Having restocked on food goodies and replete with luxury, we were off south for the second part of the adventure. There is a mountain south of Cusco, Nevado Ausangate, and a very attractive 5-day trekking route around it. We’d had the idea to take bikes over part of the route, return down the Pitumarca valley and back along the road. We had found the web page for an agency in Cusco offering the whole circuit as a mountain bike tour, with mules to carry the luggage. We had considered mules, but we didn’t think we would have the time nor the language skills to hire them, and in any case preferred the flexibility of doing our own thing. We rode along a newly-paved road from Pisac to meet the main road, and so to Urcos, which was a boring ride, and Urcos an unattractive town. The weather hadn’t been so good the last few days: it was overcast and spitting threats of rain. From Urcos the road to Ausangate (and ultimately, Puerto Maldonado) was piste, and took an age to climb in long zigzags up the same hill. Oh, how I can still recall those views now. We camped near the top of the pass, somehow, as is our unique skill, finding the spot which would hide from the morning sun until about 11am. Another long day of mountains and several more 4000m passes took us to Tinqui, at the base of our mountain. We couldn’t see Ausangate – it was covered in cloud.

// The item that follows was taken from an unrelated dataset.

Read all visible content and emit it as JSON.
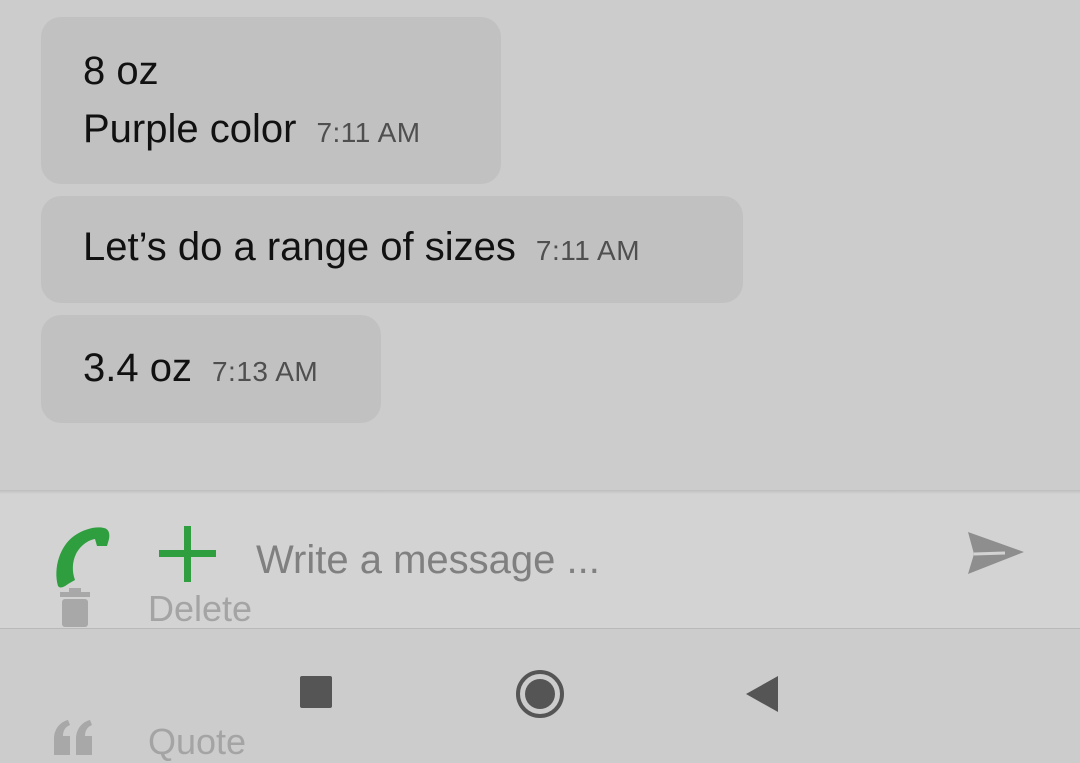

There is a ‘road’ part of the way to Upis, a dirt road, but rideable and with beautifully professional kilometre marks. Then just footpath. Then, a bog with a river through it. The trekking route comes a more direct way from Tinqui but both routes have to cross the bog and the river. There was no mention of crossing the river in the Bradt guide or in any account we’d read. We did see a plank ‘bridge’, but with bikes, we had to ford the freezing water. Our shoes were wet through and we were cold. It started to snow. We put up the tent, locked the bikes together and hoped for a better day tomorrow, as it ought to be on my birthday.